Aku selalu membayangkan, ketika suatu saat nanti dia tau bahwa karakternya ada di dalam tokoh-tokoh cerita yang aku tulis, dia akan tersenyum. Tapi itu hanya sebuah bayanganku, aku tidak tau apa yang benar-benar terjadi.

Oh iya, dia itu temanku. Aku setiap hari bertemu dengannya, berbicara, bergurau, atau apapun itu dengannya. Kejadian-kejadian sejak empat tahun yang lalu selalu aku kenang, jika saja waktu bisa diputar, aku ingin memutarnya, dan mengulangi momen-momen bahagia itu terus-menerus hingga bosan. Aku merindukan momen itu, karena sekarang momen itu tak pernah terjadi. Bahkan, untuk bertemu dengannya saja aku harus mencari-cari kesempatan.
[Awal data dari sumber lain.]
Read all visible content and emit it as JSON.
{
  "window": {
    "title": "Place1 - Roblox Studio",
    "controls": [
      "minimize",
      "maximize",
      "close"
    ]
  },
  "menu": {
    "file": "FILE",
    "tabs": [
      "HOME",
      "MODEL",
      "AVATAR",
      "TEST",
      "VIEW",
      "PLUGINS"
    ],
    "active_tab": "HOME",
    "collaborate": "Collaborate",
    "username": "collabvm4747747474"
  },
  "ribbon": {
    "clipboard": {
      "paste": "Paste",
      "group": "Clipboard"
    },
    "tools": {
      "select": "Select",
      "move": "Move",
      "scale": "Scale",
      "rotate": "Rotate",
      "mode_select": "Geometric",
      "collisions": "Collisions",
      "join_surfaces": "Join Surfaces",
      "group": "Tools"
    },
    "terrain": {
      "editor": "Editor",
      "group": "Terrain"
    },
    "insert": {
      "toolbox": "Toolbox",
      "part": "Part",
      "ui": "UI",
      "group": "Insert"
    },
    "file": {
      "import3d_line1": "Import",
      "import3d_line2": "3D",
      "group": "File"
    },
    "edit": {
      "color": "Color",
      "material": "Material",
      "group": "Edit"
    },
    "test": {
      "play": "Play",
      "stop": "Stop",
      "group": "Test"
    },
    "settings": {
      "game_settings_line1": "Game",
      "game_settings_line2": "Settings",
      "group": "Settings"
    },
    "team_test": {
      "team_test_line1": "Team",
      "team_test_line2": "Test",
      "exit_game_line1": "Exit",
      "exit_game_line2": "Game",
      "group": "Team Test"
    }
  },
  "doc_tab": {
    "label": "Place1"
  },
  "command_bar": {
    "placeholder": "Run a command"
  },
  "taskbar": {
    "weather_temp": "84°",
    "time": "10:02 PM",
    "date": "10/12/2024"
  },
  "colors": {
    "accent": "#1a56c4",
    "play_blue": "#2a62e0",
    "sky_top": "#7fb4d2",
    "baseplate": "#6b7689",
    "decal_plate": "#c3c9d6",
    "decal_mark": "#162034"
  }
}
Sekarang, aku satu sekolah dengannya. Dari kelas satu SMA, aku selalu mencari cara agar bisa melihat dia, seperti waktu upacara, ketika ke kamar mandi, atau saat pulang sekolah. Sulit sekali untuk melihat wajahnya, dan terkadang aku juga merindukan suaranya. Tak ada yang bisa aku lakukan ketika merindukannya selain menulis, selain mendoakannya, selain menjadikannya puisi-puisi malamku.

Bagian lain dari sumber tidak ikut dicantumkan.